Ampliação de pautas e de espaços ocupados
Lembrando que o movimento está a dois anos de completar quatro décadas de existência, a também coordenadora nacional Débora Nunes, aponta que “o lugar de fala” do MST é o da luta pela conquista da terra, mas que essa bandeira está relacionada com outras que são “de interesse e necessidade de toda a sociedade”.
“Nós também fomos compreendendo que a luta na rua é importante, mas que existem outros espaços na estrutura da nossa sociedade que, no final das contas, também definem os rumos do atendimento ou não dessas pautas”, afirma Débora.
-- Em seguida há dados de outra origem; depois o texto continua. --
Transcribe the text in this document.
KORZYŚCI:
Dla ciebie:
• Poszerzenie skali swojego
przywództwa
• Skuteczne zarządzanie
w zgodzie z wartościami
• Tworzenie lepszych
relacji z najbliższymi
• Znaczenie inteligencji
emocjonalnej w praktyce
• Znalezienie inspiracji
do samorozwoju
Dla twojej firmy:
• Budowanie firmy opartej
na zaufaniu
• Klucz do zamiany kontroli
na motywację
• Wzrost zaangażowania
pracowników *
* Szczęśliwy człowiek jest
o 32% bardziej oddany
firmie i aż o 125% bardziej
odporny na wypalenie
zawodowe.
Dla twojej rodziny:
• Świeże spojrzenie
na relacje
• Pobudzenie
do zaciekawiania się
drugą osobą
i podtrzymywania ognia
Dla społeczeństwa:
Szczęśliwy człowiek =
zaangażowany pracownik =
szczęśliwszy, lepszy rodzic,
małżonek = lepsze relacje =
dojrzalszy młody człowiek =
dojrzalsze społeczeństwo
“Minha cabeça pensa onde meus pés pisam”
Segundo Nunes, o MST entende que “esses sujeitos sem-terra que estão neste pleito têm a legitimidade de serem representantes de um segmento da sociedade que demanda desse poder as ações, leis e políticas que efetivamente resolvam problemas de injustiças no nosso país”.
“Precisamos eleger a maior bancada possível de trabalhadores para fazer uma ampla disputa no Congresso Nacional, que é hoje tomado pelo poder do agronegócio, das grandes empresas”, diz Alexandre Conceição.
Para se ter uma ideia, dos parlamentares que representam os nove estados que compõem a Amazônia Legal, 74% dos senadores e 56% dos deputados federais fazem parte da bancada ruralista. Além disso, de 513 parlamentares que compõem a Câmara dos Deputados, 71% são homens brancos.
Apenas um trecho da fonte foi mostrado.